By Richard Samarasinghe, Head of Business Development at Harrison
The world moves rapidly and the past 18 months demonstrates this more starkly than ever.
As consumer needs and social distancing constraints drive new customer journeys as we all adjust to the ‘new’ normal, restaurants, bars, and hotels reassess their brand and how it will need to evolve to meet future market needs, remain relevant and differentiated. Businesses should make changes, however small, to remain relevant and compelling, for example, by updating how you communicate your values and beliefs, what you are saying and how your products and services will need to evolve.
To compete restaurants, bars, and hotels need strong branding that has the stamina, flexibility, and creative flair to stand out, remain relevant, build loyalty and potentially take advantage of new opportunities to grow in the hospitality sector – we all know that this is going to become more challenging as this change accelerates.
Brand evolution is usually more about smaller changes through incremental innovations that reflect evolving market conditions, and changing customer needs – for example, updating your menu so it is line with food and drink trends and issues such as social distancing, looking after the wellbeing of your teams and your customers.
We’ve provided our top tips on the dos and don’ts of this brand evolution:
- Do build a strong foundation – You should always remain true to what your business stands for, and update your branding around these core values. However, company codes should not be buzzwords, but principles you follow and reminders about why your business was born, what it offers, and what makes it stand out. Starbucks, for example, is a global phenomenon yet remains anchored to creating a warm culture where everyone is welcome. Your core values should be constant but flexible within certain brand guardrails, so your business can grow and adapt to market conditions whist staying true to its essence.

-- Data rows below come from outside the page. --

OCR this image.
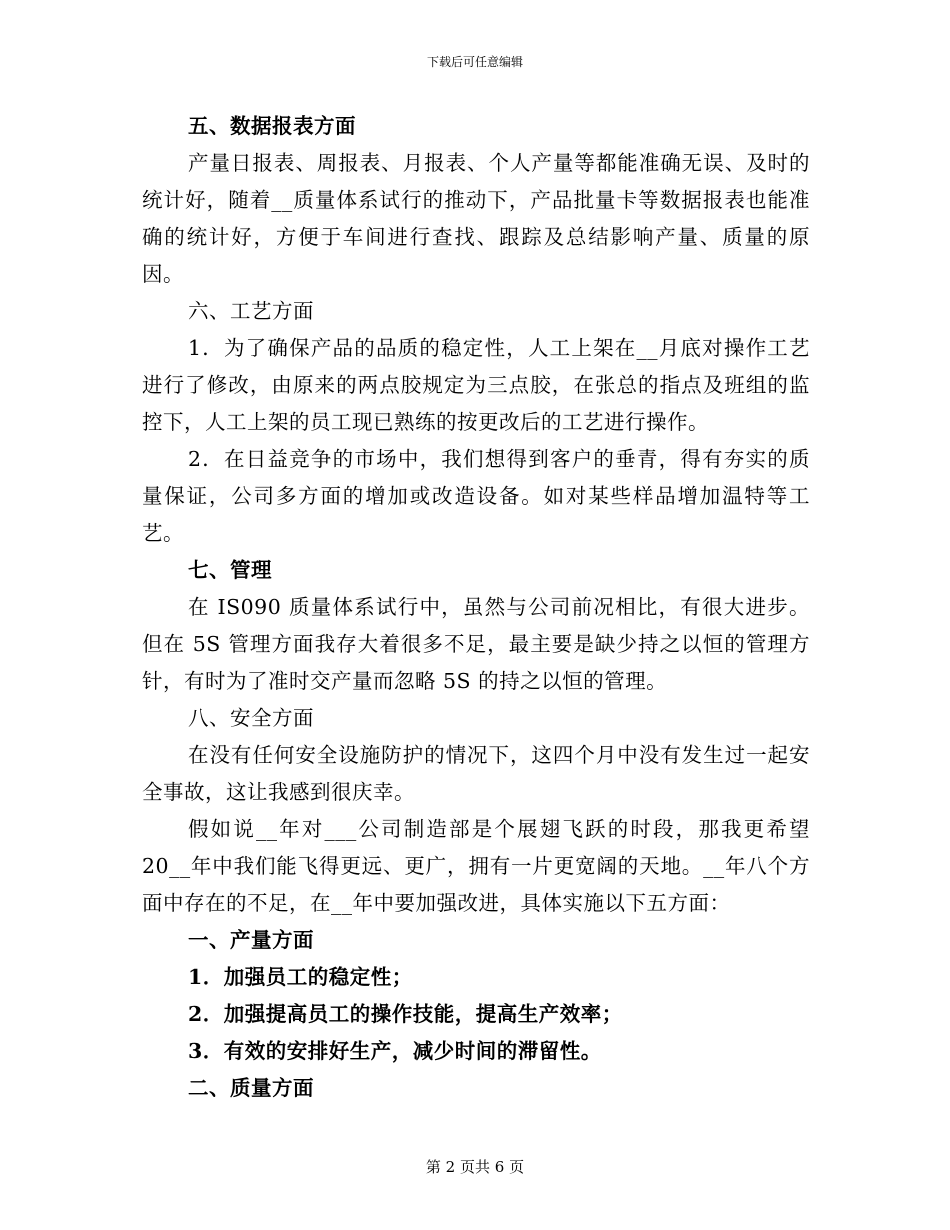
下载后可任意编辑

五、数据报表方面

产量日报表、周报表、月报表、个人产量等都能准确无误、及时的统计好，随着__质量体系试行的推动下，产品批量卡等数据报表也能准确的统计好，方便于车间进行查找、跟踪及总结影响产量、质量的原因。

六、工艺方面

1．为了确保产品的品质的稳定性，人工上架在__月底对操作工艺进行了修改，由原来的两点胶规定为三点胶，在张总的指点及班组的监控下，人工上架的员工现已熟练的按更改后的工艺进行操作。

2．在日益竞争的市场中，我们想得到客户的垂青，得有夯实的质量保证，公司多方面的增加或改造设备。如对某些样品增加温特等工艺。

七、管理

在 IS090 质量体系试行中，虽然与公司前况相比，有很大进步。但在 5S 管理方面我存大着很多不足，最主要是缺少持之以恒的管理方针，有时为了准时交产量而忽略 5S 的持之以恒的管理。

八、安全方面

在没有任何安全设施防护的情况下，这四个月中没有发生过一起安全事故，这让我感到很庆幸。

假如说__年对___公司制造部是个展翅飞跃的时段，那我更希望 20__年中我们能飞得更远、更广，拥有一片更宽阔的天地。__年八个方面中存在的不足，在__年中要加强改进，具体实施以下五方面：

一、产量方面

1．加强员工的稳定性；

2．加强提高员工的操作技能，提高生产效率；

3．有效的安排好生产，减少时间的滞留性。

二、质量方面

第 2 页共 6 页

- Do look at customer aspirations – When refreshing your business, look at how your consumers see the world and how can you best meet these visions, creating something just for them. For example, we know more people are eating out looking for personalised experiences and to socialise with friends and family, equally more people than ever are eating out for fuel – as a hospitality enterprise, your brand should reflect these aspirations, so you can continue attracting customers and remain relevant
- Do consider all customer touchpoints – Branding should seep through all areas of a business that a consumer encounters. Re-examine the consumer’s whole journey – from the moment they open the door, walk to their table, and even visit the toilets, and ensure your branding carries through – from the design, the menu, customer service, and even recruitment and training.
- Do mature with your customers – Consumers don’t always remain loyal to one brand and can be unpredictable. Growing with your current customer base can add to your business’ competitive edge and help it to endure. Think about the changing demand of millennials, the generation born between 1981 and 1997. This demographic experienced a more sophisticated range of food service concepts, with emphasis on authenticity, quality, healthier choices, and greater food credibility, and will likely continue to demand these values as they grow into a family market. If your business doesn’t meet their changing needs, you’re in danger of appearing unattractive to the next generation of young families.
- The impact of technology – For all hospitality businesses the interaction between the server and guest is part of the whole experience, and for these brands, technology if used in the wrong way could in fact alienate your customers.
- Don’t forget about your employees – The key to any brand surviving is employing talented individuals, who can provide a fresh outlook and inject innovation. When reviewing your brand, you should also appeal to current and future employees, emphasising who you are, the direction the business is heading in and its future prospects.
To navigate changing consumer mind-sets, your business’ branding needs to be evolve with them, while remaining loyal to its core values so it endures. By evaluating your brand every year and making incremental changes every two years, it signals to customers and stakeholders that your business is moving forward as well as communicating both visually and verbally the right information to stand out from its competitors.